Current Projects

Examining the effects of urban park management on wild bees

We are currently studying the effects of mowing and management practices on wild bees in Metro Vancouver parks. To do this, we are comparing the plant and bee communities in 10 parks that are regularly mowed versus 10 parks that contain un-mowed, semi-natural spaces. To better monitor individual bee health in these environments, we are also tracking survival and reproductive output of wild bees that are nesting in pots of soil and open cavities that have been placed in protected enclosures at each park. By recording bee-plant interactions and by collecting pollen samples from bees in these parks, we will additionally examine the effects of park management on the network of relationships between plant and pollinator communities. Our overall goal is to discover the role of urban land management schemes on wild bee populations and their community dynamics.

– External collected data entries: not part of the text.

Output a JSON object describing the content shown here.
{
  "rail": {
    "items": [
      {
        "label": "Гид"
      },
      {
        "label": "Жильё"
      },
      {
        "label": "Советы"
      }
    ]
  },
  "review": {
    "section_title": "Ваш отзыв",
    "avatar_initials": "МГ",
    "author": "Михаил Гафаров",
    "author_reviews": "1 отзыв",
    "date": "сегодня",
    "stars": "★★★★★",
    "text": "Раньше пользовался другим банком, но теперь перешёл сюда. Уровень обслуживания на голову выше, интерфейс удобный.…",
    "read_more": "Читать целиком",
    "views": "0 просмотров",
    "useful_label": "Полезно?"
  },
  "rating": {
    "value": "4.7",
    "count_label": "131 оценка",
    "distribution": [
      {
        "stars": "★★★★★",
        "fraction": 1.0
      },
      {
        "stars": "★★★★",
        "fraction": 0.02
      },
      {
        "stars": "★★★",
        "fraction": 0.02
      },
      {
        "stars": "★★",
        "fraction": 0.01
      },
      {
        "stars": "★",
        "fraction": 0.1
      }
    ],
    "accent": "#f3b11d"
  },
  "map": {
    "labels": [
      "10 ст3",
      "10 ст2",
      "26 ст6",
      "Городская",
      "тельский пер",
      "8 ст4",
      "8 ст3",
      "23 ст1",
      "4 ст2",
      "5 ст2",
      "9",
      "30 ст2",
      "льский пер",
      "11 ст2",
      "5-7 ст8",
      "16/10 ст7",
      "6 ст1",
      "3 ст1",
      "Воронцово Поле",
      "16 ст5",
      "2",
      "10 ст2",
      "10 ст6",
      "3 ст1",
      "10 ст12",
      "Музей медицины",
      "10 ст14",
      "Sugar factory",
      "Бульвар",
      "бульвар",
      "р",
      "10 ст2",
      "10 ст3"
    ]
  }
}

Bees in the Anthropocene: The Large-Scale Impacts of Agricultural Innovation, Intensification, and Simplification on Bees and Other Pollinators

Using an amalgam of data from citizen science and museum collections, we are uncovering the effects of various agricultural practices on bee occupancy across North America. In particular, we are exploring the impacts of genetically modified crops (GMOs), crop homogenization, pesticide use, fertilizer use, and crop type on various pollinator populations. To measure this effect, we are employing Bayesian Hierarchical Occupancy models which allows us to account for the probability of detecting a pollinator as well as the probability of that pollinator occupies a space to predict overall pollinator occupancy. Our work will: provide key evidence for the macroecological impacts of anthropogenic drivers impacting pollinators and the ecological relationships existing between pollinators and update current conservation measures and agricultural practices.

Log-transformed pesticide load per kg per square kilometer overlain with the presence of bumble bee data per county in 1992. Data from Douglas et al. (2020).

PERCS: Perennial Plant Restoration for Carbon Sequestration in Canadian Agricultural Landscapes

Approximately 30% of Canada’s greenhouse gas emissions (GHG’s) originate in agriculture. At the same time, agricultural land management holds unique opportunities to mitigate GHG emissions through carbon sequestration. The 2023 IPCC report identified carbon sequestration in agricultural landscapes as a promising option for GHG mitigation, especially over longer time scales. Perennial plantings, as windbreaks, hedgerows, riparian cover and woodlands, and as ground cover in field margins and between rows, have the potential to increase long term carbon sequestration and storage in Canadian agricultural landscapes. In addition to their role as carbon sinks, perennial plantings offer a suite of important ecological and socio-economic co-benefits. Hedgerows co-designed with Indigenous ecological knowledge keepers could have the additional co-benefit of supporting Indigenous food systems and reconciliation. However, research is needed to better understand how the species composition, configuration and location influence the benefits of perennial plantings, including their ability to sequester carbon over long time scales. In our novel research program, we test the hypothesis that ecological, social and economic benefits of plantings accrue faster by prioritizing landscape connectivity of new and existing perennial plantings in an agricultural region, for example through shared knowledge, community acceptance, enhanced marketing opportunities, savings on pesticides and managed pollinator costs, and health benefits from reduced agrochemical use. In partnership with 7 non-profit and governmental organizations, and with researchers across 4 Canadian universities, our unique inter-disciplinary research program will study the development and outcomes of perennial planting networks to increase national agricultural carbon sequestration and co-benefits through integrated networks of multi-farm perennial planting schemes. Our work will examine the ways that co-operation and co-benefits within and among communities can accelerate the adoption of perennial planting networks, offering a critical tool to rapidly transform the Canadian agricultural landscape towards a more sustainable future.